上周翻出你去年寄来的山野便签本,扉页还留着你歪歪扭扭写的要找一只会歪头的山雀。今早绕去城郊的野林散心,竟真撞上了这样的小家伙。
风裹着松针的清苦气蹭过耳尖,我刚在老栎树的粗枝下蹲稳,就看见那只山雀落在身前的细枝上。它头顶的黑羽亮得像浸了松脂,两颊的白绒软得像沾了晨露的棉絮,圆溜溜的黑眼睛正盯着我脚边掉的野酸枣,没立刻飞开,反倒歪着小脑袋啄了两下风里的草籽。那根细枝只有筷子粗,它的小爪子抓着树皮,时不时晃一下,像个偷摸站在栏杆上的小顽童。

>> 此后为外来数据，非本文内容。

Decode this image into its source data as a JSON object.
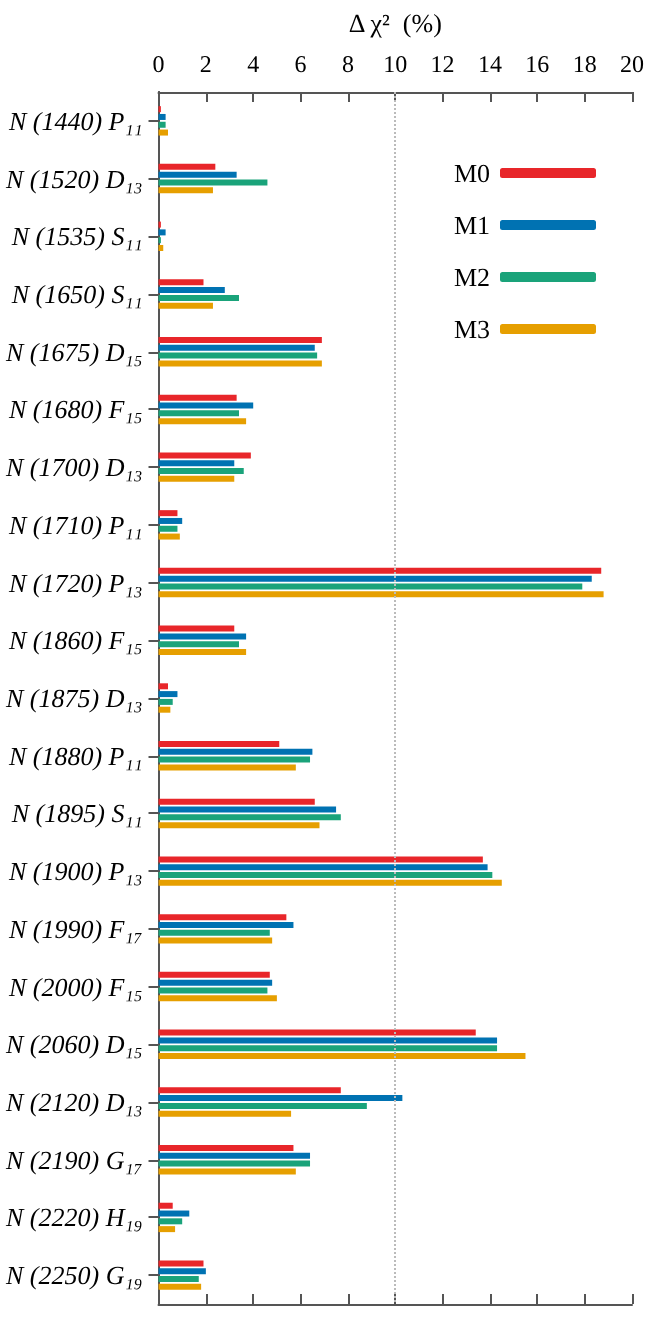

想起前阵子你在电话里抱怨,说楼下的公园连麻雀都少见,更别说这种带黑顶的小家伙。我特意带了一小袋你爱嗑的原味葵瓜子,摊在手心里递过去,它倒是没怕,只是啄了颗瓜子仁就又缩回头,把小身子埋在翅膀里晒起了太阳。我没敢动,就蹲在那儿看了快十分钟,直到太阳移到头顶,它才叼着半颗酸枣核飞进了林子里的松柏丛,连影子都没留下多少。
刚才坐在林边的青石板上写这张便条,把刚画的山雀小稿夹在信里。这阵子总觉得,比起手机里存的风景图,亲手撞见的细碎瞬间才更值得分享。等周末你有空的话,咱们就带个小垫子来这儿坐半天,说不定还能碰上那只同样爱蹲细枝的小家伙,一起看它歪头啄草籽的样子。